EvdIl Rapporto Istat 2025 fotografa la salute degli italiani, analizzando aspetti cruciali come la speranza di vita in buona salute, la mortalità evitabile e le disuguaglianze legate a genere e istruzione.Nel 2024 si è registrato un nuovo massimo storico nell’aspettativa di vita complessiva, ma il numero di anni vissuti in buona salute continua a diminuire. Gli uomini tornano ai livelli del 2019 con una stima di 59,8 anni, mentre per le donne si osserva il valore più basso dell’ultimo decennio: 56,6 anni, ampliando il divario di genere. Differenze territoriali restano marcate, con il Mezzogiorno maggiormente penalizzato.

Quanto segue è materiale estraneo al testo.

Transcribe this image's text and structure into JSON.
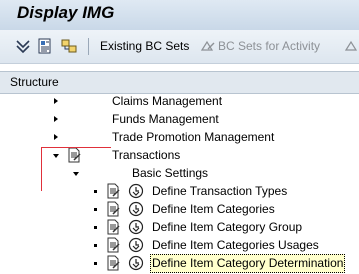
{
  "window": {
    "title": "Display IMG"
  },
  "toolbar": {
    "icons": [
      "filter-expand-icon",
      "documentation-icon",
      "where-used-icon"
    ],
    "existing_bc_sets": "Existing BC Sets",
    "bc_sets_for_activity": "BC Sets for Activity"
  },
  "structure": {
    "header": "Structure",
    "nodes": [
      {
        "label": "Claims Management",
        "expanded": false
      },
      {
        "label": "Funds Management",
        "expanded": false
      },
      {
        "label": "Trade Promotion Management",
        "expanded": false
      },
      {
        "label": "Transactions",
        "expanded": true
      },
      {
        "label": "Basic Settings",
        "expanded": true
      }
    ],
    "activities": [
      {
        "label": "Define Transaction Types"
      },
      {
        "label": "Define Item Categories"
      },
      {
        "label": "Define Item Category Group"
      },
      {
        "label": "Define Item Categories Usages"
      },
      {
        "label": "Define Item Category Determination",
        "selected": true
      }
    ]
  },
  "colors": {
    "annotation_line": "#e0303a",
    "selection": "#ffffcc"
  }
}
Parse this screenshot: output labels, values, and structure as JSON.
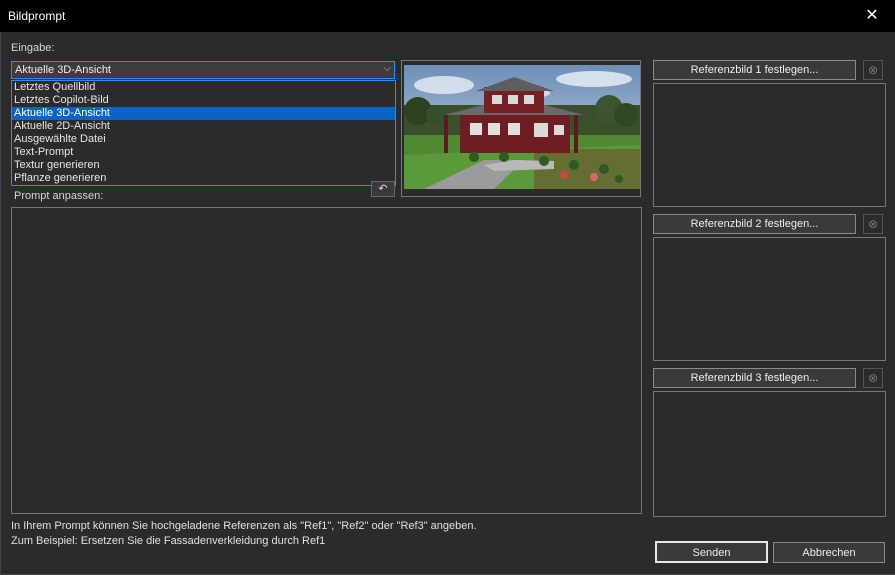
{
  "window": {
    "title": "Bildprompt",
    "close_icon": "close-icon"
  },
  "input": {
    "label": "Eingabe:",
    "selected": "Aktuelle 3D-Ansicht",
    "options": [
      "Letztes Quellbild",
      "Letztes Copilot-Bild",
      "Aktuelle 3D-Ansicht",
      "Aktuelle 2D-Ansicht",
      "Ausgewählte Datei",
      "Text-Prompt",
      "Textur generieren",
      "Pflanze generieren"
    ],
    "selected_index": 2
  },
  "prompt": {
    "label": "Prompt anpassen:",
    "value": ""
  },
  "references": [
    {
      "button": "Referenzbild 1 festlegen..."
    },
    {
      "button": "Referenzbild 2 festlegen..."
    },
    {
      "button": "Referenzbild 3 festlegen..."
    }
  ],
  "hint": {
    "line1": "In Ihrem Prompt können Sie hochgeladene Referenzen als \"Ref1\", \"Ref2\" oder \"Ref3\" angeben.",
    "line2": "Zum Beispiel: Ersetzen Sie die Fassadenverkleidung durch Ref1"
  },
  "buttons": {
    "send": "Senden",
    "cancel": "Abbrechen"
  },
  "colors": {
    "accent": "#1e90ff",
    "selection": "#0a64c8",
    "background": "#2b2b2b"
  }
}
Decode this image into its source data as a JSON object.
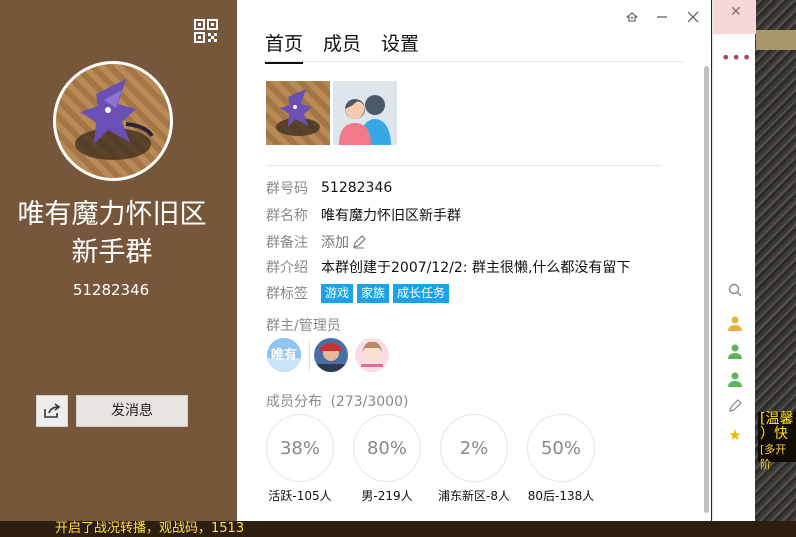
{
  "tabs": [
    {
      "label": "首页",
      "active": true
    },
    {
      "label": "成员",
      "active": false
    },
    {
      "label": "设置",
      "active": false
    }
  ],
  "group": {
    "name_line1": "唯有魔力怀旧区",
    "name_line2": "新手群",
    "id": "51282346"
  },
  "left_actions": {
    "send_message": "发消息"
  },
  "info": {
    "id_label": "群号码",
    "id_value": "51282346",
    "name_label": "群名称",
    "name_value": "唯有魔力怀旧区新手群",
    "remark_label": "群备注",
    "remark_value": "添加",
    "intro_label": "群介绍",
    "intro_value": "本群创建于2007/12/2:  群主很懒,什么都没有留下",
    "tags_label": "群标签",
    "tags": [
      "游戏",
      "家族",
      "成长任务"
    ]
  },
  "admins": {
    "title": "群主/管理员",
    "first_avatar_text": "唯有"
  },
  "distribution": {
    "title": "成员分布",
    "count": "(273/3000)",
    "stats": [
      {
        "value": "38%",
        "label": "活跃-105人"
      },
      {
        "value": "80%",
        "label": "男-219人"
      },
      {
        "value": "2%",
        "label": "浦东新区-8人"
      },
      {
        "value": "50%",
        "label": "80后-138人"
      }
    ]
  },
  "background": {
    "bottom_text": "开启了战况转播，观战码，1513",
    "yellow_text_1": "[温馨",
    "yellow_text_2": "）快",
    "yellow_text_3": "[多开阶"
  },
  "colors": {
    "left_panel": "#77573c",
    "tag": "#1aa3e8",
    "text": "#111111",
    "label": "#8a8a8a"
  }
}
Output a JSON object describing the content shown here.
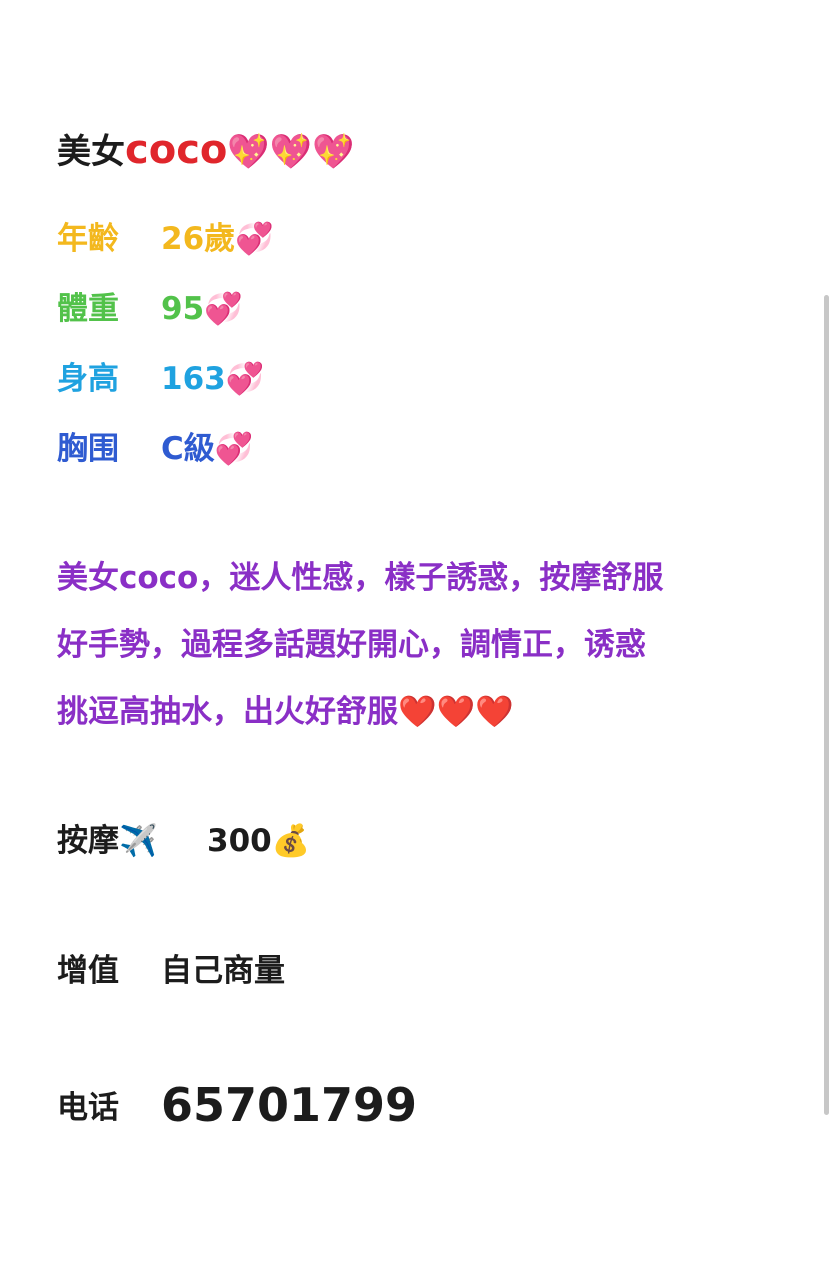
{
  "title": {
    "prefix": "美女",
    "name": "coco",
    "emoji": "💖💖💖"
  },
  "attributes": {
    "age": {
      "label": "年齡",
      "value": "26歲",
      "emoji": "💞"
    },
    "weight": {
      "label": "體重",
      "value": "95",
      "emoji": "💞"
    },
    "height": {
      "label": "身高",
      "value": "163",
      "emoji": "💞"
    },
    "chest": {
      "label": "胸围",
      "value": "C級",
      "emoji": "💞"
    }
  },
  "description": {
    "line1": "美女coco，迷人性感，樣子誘惑，按摩舒服",
    "line2": "好手勢，過程多話題好開心，調情正，诱惑",
    "line3": "挑逗高抽水，出火好舒服",
    "hearts": "❤️❤️❤️"
  },
  "massage": {
    "label": "按摩✈️",
    "value": "300",
    "emoji": "💰"
  },
  "addon": {
    "label": "增值",
    "value": "自己商量"
  },
  "phone": {
    "label": "电话",
    "value": "65701799"
  },
  "colors": {
    "title_name": "#e0262c",
    "age": "#f3b81e",
    "weight": "#52c24a",
    "height": "#1fa2e0",
    "chest": "#2f5bd1",
    "description": "#8a2fc6",
    "body_text": "#1c1c1c"
  }
}
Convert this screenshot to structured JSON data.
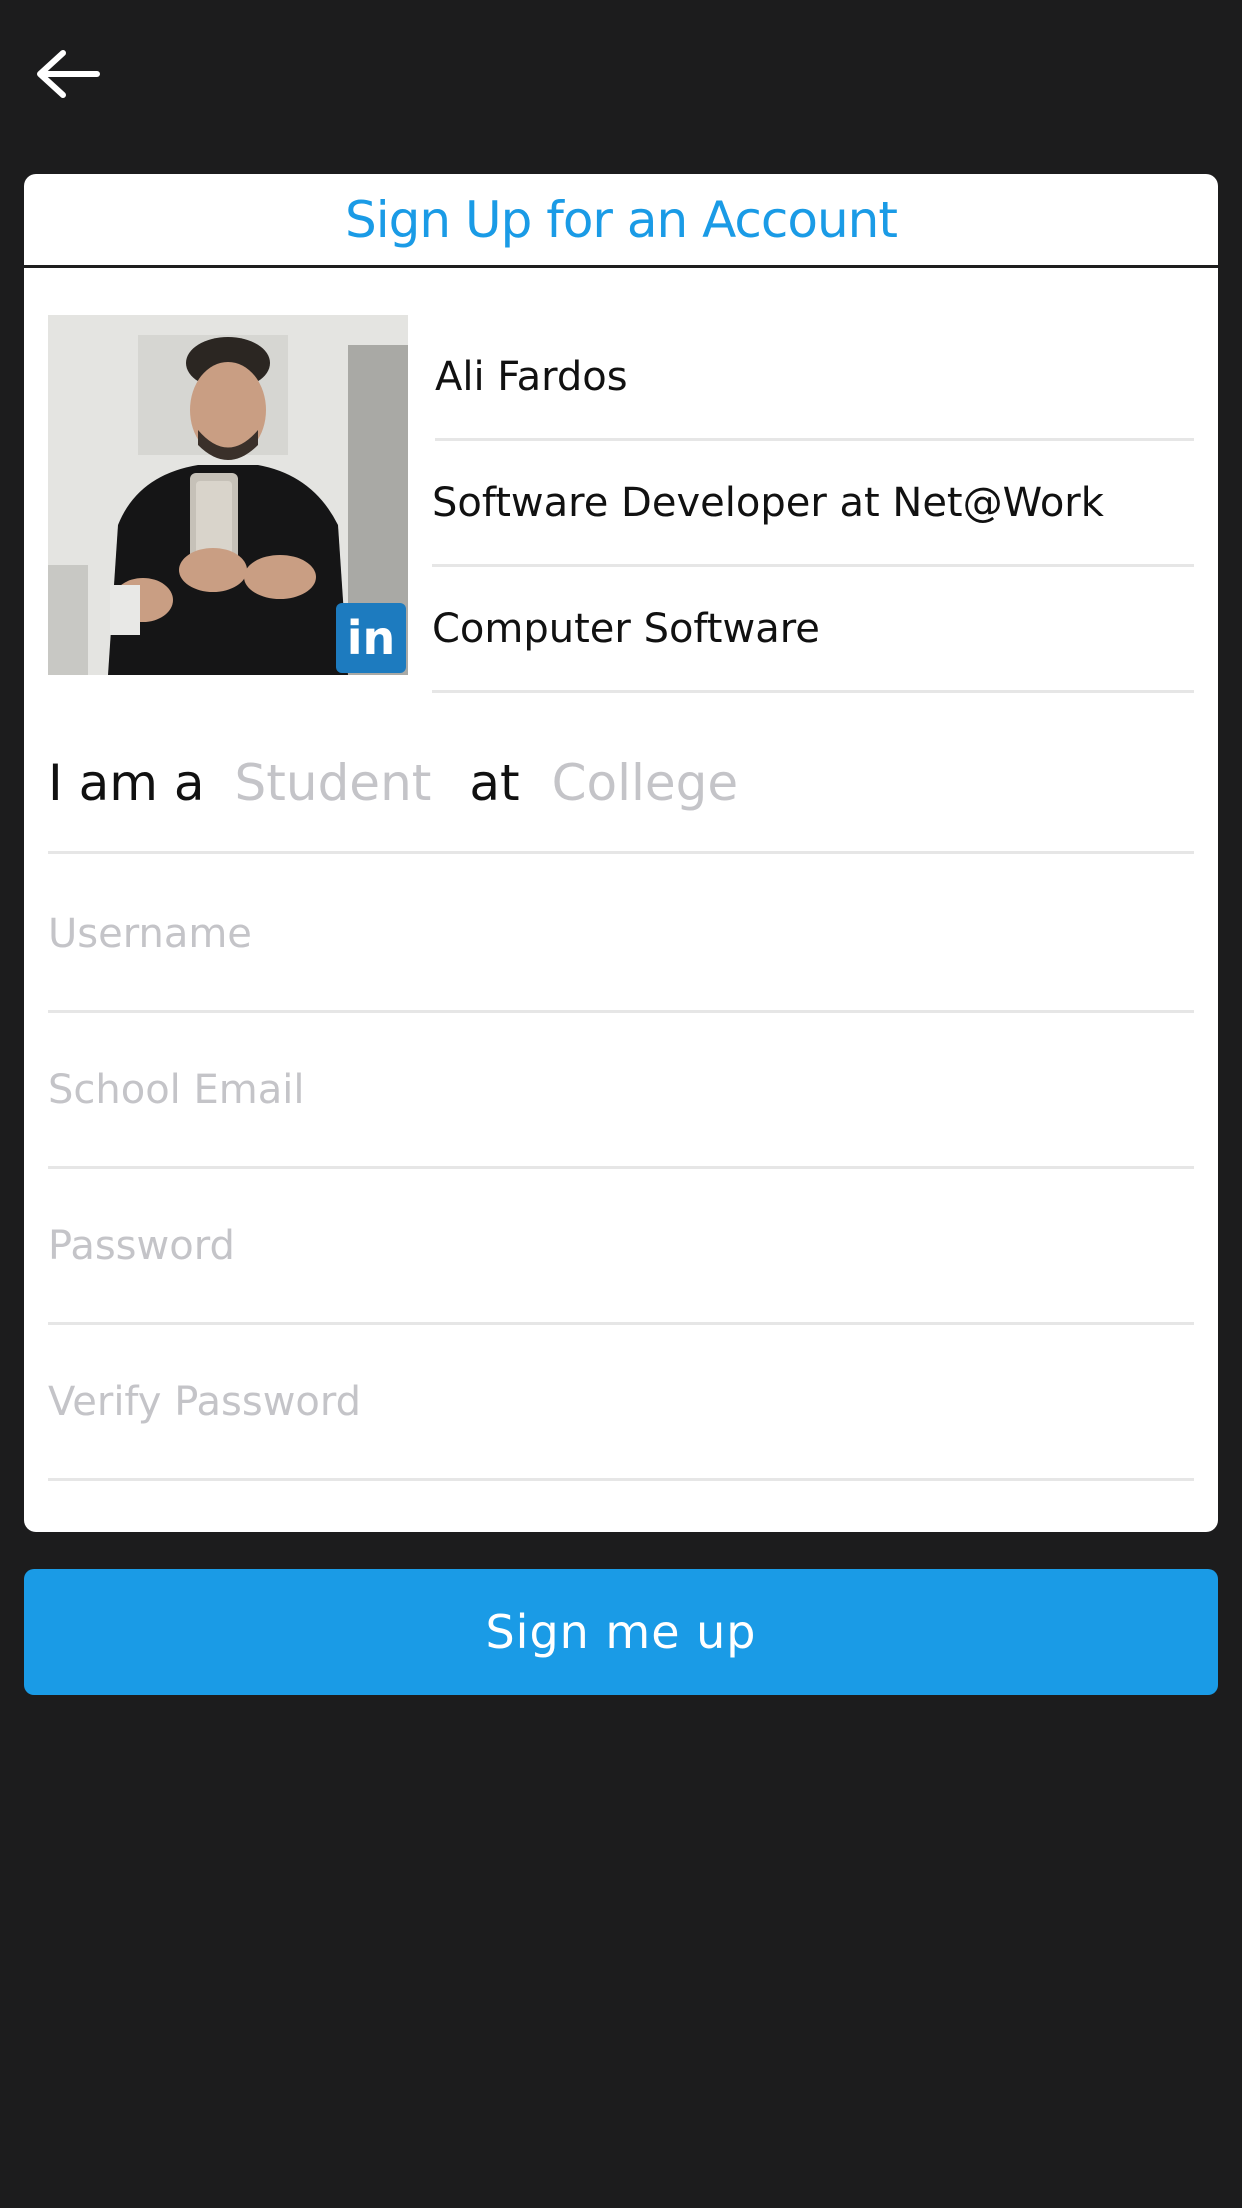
{
  "header": {
    "back_icon": "arrow-left-icon"
  },
  "card": {
    "title": "Sign Up for an Account",
    "profile": {
      "name": "Ali Fardos",
      "headline": "Software Developer at Net@Work",
      "industry": "Computer Software",
      "badge": "in",
      "badge_icon": "linkedin-icon"
    },
    "role_row": {
      "prefix": "I am a",
      "role_placeholder": "Student",
      "connector": "at",
      "school_placeholder": "College"
    },
    "fields": {
      "username_placeholder": "Username",
      "email_placeholder": "School Email",
      "password_placeholder": "Password",
      "verify_placeholder": "Verify Password"
    }
  },
  "submit": {
    "label": "Sign me up"
  },
  "colors": {
    "background": "#1c1c1d",
    "accent": "#1a9be6",
    "linkedin": "#1d7bbf",
    "placeholder": "#c4c4c8"
  }
}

Oltre alla speranza di vita, il Rapporto analizza la mortalità evitabile, ovvero i decessi sotto i 75 anni che potrebbero essere ridotti attraverso interventi di prevenzione e sanità pubblica. Nel 2022 l’Italia registra un tasso di 17,7 decessi ogni 10 mila abitanti, il secondo più basso nell’Ue27 dopo la Svezia. Tuttavia, l’emergenza Covid-19 ha compromesso la tempestività delle diagnosi e trattamenti, facendo perdere posizioni nella classifica della mortalità trattabile.
Un altro elemento centrale del rapporto riguarda le disuguaglianze nella mortalità evitabile. I dati del 2021 mostrano come il livello di istruzione influisca significativamente sulla mortalità prevenibile e trattabile. Gli uomini e le donne con basso grado di istruzione presentano tassi di mortalità più elevati: per esempio, gli uomini con licenza elementare registrano una mortalità prevenibile superiore del doppio rispetto ai laureati. Inoltre, il divario di genere si amplia con il diminuire del titolo di studio, poiché gli uomini in condizioni più svantaggiate tendono ad adottare comportamenti meno salutari e subire maggiori esposizioni a rischi ambientali.
Un ulteriore aspetto analizzato riguarda la rinuncia alle prestazioni sanitarie. Nel 2024, quasi il 10% della popolazione ha riferito di aver rinunciato a visite o esami specialistici, principalmente per le lunghe liste d’attesa e difficoltà economiche. Il fenomeno è aumentato rispetto al 2019 e colpisce in particolare le donne e le persone con istruzione più bassa, accentuando le disuguaglianze nell’accesso alle cure. Le regioni del Nord hanno visto un peggioramento nell’accessibilità ai servizi, riducendo il divario rispetto al Mezzogiorno, ma mantenendo significative differenze sulle motivazioni della rinuncia.
Questi dati evidenziano la necessità di politiche sanitarie più efficaci, volte non solo ad allungare la vita, ma a migliorarne la qualità, riducendo le disuguaglianze e garantendo l'accesso equo alle cure.